Les entreprises et cette incertitude
Dans l’immédiat, la relation commerciale entre le Canada et les États-Unis est teintée d’incertitude. Il peut donc être difficile pour les entreprises de ces pays de déterminer la voie à suivre, tant pour leur approvisionnement que pour la vente de leurs produits. En somme, il serait prudent que les entreprises canadiennes :
- procèdent à un examen de la chaîne d’approvisionnement, afin de mesurer la portée de leurs activités de commerce transfrontalier, plus précisément sur le plan des importations et des exportations directes et indirectes sur le marché nord-américain;
- repèrent les produits grandement menacés de tarifs américains ou ciblés par les mesures de rétorsion canadienne, notamment les produits qui peuvent être facilement obtenus au pays qui imposent les tarifs ou les ripostes tarifaires ou qui en ont déjà fait l’objet par le passé, tel qu’il est indiqué ci-dessus;
- examinent attentivement les facteurs qui déterminent l’imposition de tarifs sur les produits qu’elles importent, dont la classification tarifaire (qui pourrait définir la portée d’un tarif ou d’une mesure de rétorsion sur leurs produits), la valeur du tarif et l’origine des produits importés;
- déterminent s’il est possible d’assembler le produit de grande valeur dans le marché cible, à partir de composantes qui y sont présentes, plutôt que d’expédier le produit final; on réduit ainsi la valeur du produit assujetti aux tarifs douaniers;
- revoient les contrats qu’elles ont conclus avec des partenaires commerciaux transfrontaliers, afin de déterminer le responsable des coûts supplémentaires engendrés par les tarifs douaniers, et les possibilités de résiliation ou de renégociation de ces contrats sur la base des modalités actuelles;
- envisagent d’entamer des négociations proactives avec des partenaires clés, pour clarifier la manière dont les tarifs potentiels seraient pris en compte;
- envisagent tout mécanisme de remise des droits ou de ristourne qui pourrait servir à réduire, voire à dissiper, l’incidence des tarifs ou des mesures de rétorsion. Par exemple, la riposte de 2018 du ministère des Finances du Canada prévoyait une remise des tarifs douaniers qui avaient dû être versés, notamment en raison d’une pénurie du produit au pays;
- collaborent avec des conseillers commerciaux et fiscaux pour définir la structure de leurs chaînes d’approvisionnement pour diminuer l’impact des tarifs douaniers;
- à long terme, diversifient stratégiquement leurs activités commerciales, notamment en tirant parti des accords commerciaux et de commerce et d’investissement que le Canada a conclus avec d’autres pays, comme l’Accord de Partenariat transpacifique global et progressiste (PTPGP) ou l’Accord économique et commercial global (AECG) entre le Canada et l’Union européenne.

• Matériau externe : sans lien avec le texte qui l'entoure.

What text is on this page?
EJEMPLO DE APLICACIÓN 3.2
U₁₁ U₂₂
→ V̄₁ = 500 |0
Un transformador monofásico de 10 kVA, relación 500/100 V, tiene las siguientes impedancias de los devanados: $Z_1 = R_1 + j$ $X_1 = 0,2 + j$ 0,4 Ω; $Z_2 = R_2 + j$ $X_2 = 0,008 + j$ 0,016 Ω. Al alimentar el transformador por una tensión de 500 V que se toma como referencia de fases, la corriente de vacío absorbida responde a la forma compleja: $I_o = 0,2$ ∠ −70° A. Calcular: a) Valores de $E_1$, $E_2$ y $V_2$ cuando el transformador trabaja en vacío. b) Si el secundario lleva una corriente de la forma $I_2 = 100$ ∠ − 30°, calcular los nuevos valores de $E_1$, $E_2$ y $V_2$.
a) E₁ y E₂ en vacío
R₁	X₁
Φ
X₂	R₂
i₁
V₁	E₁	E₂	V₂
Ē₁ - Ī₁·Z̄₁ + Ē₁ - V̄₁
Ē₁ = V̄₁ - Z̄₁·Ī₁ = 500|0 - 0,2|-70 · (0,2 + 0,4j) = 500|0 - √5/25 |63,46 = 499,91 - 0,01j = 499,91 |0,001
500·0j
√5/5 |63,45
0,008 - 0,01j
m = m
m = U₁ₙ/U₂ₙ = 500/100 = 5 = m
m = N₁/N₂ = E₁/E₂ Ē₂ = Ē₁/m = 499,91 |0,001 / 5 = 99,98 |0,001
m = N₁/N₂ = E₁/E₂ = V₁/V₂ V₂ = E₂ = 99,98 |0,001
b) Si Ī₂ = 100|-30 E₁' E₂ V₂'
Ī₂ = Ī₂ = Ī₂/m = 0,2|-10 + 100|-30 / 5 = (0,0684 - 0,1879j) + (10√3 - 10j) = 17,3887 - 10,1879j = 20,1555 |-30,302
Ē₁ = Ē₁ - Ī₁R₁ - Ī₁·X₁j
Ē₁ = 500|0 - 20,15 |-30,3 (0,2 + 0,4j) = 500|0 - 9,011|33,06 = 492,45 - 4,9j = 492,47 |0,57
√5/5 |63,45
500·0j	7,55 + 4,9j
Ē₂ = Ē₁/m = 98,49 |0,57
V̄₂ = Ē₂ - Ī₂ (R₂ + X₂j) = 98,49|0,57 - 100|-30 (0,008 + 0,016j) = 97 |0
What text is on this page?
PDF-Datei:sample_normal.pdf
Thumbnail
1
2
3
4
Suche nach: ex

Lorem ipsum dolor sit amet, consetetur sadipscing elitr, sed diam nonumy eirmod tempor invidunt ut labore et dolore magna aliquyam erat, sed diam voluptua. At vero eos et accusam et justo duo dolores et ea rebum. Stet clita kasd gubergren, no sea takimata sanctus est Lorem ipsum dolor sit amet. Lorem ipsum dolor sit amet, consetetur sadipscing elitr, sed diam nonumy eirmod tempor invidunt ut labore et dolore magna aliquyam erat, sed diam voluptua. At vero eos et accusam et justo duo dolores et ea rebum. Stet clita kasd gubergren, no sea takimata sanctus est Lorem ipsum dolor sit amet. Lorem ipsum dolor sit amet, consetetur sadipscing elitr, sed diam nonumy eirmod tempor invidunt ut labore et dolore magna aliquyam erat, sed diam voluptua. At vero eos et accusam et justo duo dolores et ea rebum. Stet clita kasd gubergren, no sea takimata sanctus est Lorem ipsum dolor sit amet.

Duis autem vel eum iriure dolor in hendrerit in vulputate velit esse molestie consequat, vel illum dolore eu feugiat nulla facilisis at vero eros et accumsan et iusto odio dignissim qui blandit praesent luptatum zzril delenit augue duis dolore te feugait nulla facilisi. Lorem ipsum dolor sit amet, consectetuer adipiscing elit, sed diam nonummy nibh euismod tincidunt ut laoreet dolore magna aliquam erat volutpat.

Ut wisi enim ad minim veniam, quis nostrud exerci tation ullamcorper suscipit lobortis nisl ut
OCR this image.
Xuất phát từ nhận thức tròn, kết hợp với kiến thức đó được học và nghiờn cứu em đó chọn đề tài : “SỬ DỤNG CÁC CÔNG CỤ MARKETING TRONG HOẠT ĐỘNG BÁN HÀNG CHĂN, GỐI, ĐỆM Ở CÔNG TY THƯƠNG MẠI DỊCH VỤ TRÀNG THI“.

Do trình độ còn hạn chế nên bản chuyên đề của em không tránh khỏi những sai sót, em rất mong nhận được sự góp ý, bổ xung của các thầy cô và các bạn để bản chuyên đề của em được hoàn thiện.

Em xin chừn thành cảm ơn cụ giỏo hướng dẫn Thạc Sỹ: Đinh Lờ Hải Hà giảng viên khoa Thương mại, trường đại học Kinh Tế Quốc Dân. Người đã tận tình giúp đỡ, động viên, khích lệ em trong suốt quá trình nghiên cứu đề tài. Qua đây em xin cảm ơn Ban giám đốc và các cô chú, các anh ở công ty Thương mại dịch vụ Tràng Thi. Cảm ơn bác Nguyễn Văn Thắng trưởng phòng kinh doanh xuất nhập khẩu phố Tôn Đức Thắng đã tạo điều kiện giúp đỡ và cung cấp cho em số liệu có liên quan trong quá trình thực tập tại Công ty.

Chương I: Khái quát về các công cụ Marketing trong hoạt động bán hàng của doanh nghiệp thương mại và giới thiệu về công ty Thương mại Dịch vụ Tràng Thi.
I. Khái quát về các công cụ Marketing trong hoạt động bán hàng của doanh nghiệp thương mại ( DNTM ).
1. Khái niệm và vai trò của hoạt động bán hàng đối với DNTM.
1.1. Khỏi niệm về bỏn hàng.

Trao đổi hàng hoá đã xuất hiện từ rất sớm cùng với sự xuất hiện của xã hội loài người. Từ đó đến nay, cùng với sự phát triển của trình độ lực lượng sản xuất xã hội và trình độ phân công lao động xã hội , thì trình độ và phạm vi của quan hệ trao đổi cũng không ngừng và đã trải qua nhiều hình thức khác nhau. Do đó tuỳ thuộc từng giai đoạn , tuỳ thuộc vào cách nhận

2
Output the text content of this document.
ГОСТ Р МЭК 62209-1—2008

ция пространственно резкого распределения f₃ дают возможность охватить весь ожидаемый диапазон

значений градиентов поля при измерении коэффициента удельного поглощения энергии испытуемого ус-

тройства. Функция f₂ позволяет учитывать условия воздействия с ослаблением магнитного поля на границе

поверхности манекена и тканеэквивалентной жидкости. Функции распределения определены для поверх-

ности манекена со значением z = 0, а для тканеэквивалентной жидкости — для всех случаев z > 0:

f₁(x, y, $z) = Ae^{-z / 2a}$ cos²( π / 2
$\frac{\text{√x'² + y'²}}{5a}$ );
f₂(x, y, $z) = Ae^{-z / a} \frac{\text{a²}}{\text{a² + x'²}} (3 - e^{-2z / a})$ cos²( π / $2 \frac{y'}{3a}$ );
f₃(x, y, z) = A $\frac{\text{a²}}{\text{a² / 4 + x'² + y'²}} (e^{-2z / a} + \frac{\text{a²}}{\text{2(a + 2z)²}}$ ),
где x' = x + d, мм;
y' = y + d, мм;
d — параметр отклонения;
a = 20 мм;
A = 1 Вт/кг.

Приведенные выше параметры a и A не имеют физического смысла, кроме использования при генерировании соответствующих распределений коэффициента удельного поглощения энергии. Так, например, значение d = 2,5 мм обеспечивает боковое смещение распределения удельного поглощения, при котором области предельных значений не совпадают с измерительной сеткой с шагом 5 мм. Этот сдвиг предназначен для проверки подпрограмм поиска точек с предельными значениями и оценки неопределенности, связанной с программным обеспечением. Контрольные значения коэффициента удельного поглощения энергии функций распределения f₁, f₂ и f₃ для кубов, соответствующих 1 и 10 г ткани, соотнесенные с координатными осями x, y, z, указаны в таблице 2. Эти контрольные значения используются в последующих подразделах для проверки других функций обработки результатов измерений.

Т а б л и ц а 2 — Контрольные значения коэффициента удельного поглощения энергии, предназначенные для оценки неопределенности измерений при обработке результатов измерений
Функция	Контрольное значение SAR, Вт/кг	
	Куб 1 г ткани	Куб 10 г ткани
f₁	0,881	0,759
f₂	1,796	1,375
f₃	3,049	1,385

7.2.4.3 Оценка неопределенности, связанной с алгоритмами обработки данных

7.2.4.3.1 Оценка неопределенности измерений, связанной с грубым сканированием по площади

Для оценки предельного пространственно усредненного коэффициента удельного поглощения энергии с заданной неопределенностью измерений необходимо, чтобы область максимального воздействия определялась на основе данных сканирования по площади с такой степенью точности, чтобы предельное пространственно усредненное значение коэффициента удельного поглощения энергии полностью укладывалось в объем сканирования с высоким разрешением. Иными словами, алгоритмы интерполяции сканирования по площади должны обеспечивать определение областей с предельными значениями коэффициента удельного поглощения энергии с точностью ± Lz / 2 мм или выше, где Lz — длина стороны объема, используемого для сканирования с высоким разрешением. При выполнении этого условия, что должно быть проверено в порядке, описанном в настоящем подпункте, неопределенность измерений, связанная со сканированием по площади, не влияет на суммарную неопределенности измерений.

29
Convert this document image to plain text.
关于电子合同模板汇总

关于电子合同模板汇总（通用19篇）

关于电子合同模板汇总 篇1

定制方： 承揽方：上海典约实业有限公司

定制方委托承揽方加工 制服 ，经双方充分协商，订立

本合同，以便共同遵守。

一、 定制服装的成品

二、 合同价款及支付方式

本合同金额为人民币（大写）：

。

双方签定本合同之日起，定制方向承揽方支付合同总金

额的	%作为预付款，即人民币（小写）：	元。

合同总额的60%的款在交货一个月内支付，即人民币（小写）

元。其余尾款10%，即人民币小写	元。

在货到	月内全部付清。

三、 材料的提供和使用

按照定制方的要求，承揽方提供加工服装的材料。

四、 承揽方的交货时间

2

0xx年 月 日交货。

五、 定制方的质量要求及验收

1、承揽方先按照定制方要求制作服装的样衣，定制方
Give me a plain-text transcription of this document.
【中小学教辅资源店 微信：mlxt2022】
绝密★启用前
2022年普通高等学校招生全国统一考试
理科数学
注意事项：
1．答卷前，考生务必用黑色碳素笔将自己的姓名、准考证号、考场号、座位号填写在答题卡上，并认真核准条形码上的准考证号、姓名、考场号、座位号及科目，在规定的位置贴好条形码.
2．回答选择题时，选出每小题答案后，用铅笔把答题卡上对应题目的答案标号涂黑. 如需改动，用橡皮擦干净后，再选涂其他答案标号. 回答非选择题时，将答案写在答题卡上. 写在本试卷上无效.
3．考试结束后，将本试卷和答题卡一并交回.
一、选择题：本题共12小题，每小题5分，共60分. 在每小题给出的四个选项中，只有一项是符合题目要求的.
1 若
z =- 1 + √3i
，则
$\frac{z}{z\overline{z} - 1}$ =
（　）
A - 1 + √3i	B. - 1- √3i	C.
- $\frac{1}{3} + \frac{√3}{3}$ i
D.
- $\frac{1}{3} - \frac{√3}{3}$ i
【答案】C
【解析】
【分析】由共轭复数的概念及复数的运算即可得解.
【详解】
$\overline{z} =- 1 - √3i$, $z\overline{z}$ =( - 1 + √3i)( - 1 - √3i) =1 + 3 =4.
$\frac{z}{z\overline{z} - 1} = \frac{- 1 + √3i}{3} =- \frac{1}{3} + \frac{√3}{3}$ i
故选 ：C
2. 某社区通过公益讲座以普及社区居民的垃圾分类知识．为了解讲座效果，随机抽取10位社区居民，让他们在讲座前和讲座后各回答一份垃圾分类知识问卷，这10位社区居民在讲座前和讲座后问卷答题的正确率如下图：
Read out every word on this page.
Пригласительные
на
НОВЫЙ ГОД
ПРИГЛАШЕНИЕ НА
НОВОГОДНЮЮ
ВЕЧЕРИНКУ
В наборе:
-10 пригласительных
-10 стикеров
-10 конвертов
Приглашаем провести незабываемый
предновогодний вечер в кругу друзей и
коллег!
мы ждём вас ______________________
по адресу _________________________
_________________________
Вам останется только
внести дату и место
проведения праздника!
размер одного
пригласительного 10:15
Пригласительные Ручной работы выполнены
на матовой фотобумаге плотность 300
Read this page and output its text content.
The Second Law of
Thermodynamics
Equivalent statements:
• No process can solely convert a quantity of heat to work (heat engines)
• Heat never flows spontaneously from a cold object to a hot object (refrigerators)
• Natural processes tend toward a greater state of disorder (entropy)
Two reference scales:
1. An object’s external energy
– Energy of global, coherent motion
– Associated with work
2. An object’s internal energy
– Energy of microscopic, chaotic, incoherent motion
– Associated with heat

Le groupe du droit du commerce et de l’investissement international de McCarthy Tétrault a conseillé, et conseille encore, un grand nombre de clients d’une multitude de secteurs, sur la façon de composer avec l’incertitude imposée par le second mandat du président Trump et ses menaces de tarifs douaniers. Nous demeurerons à l’affût et continuerons à rendre compte des nouveautés dans ce domaine.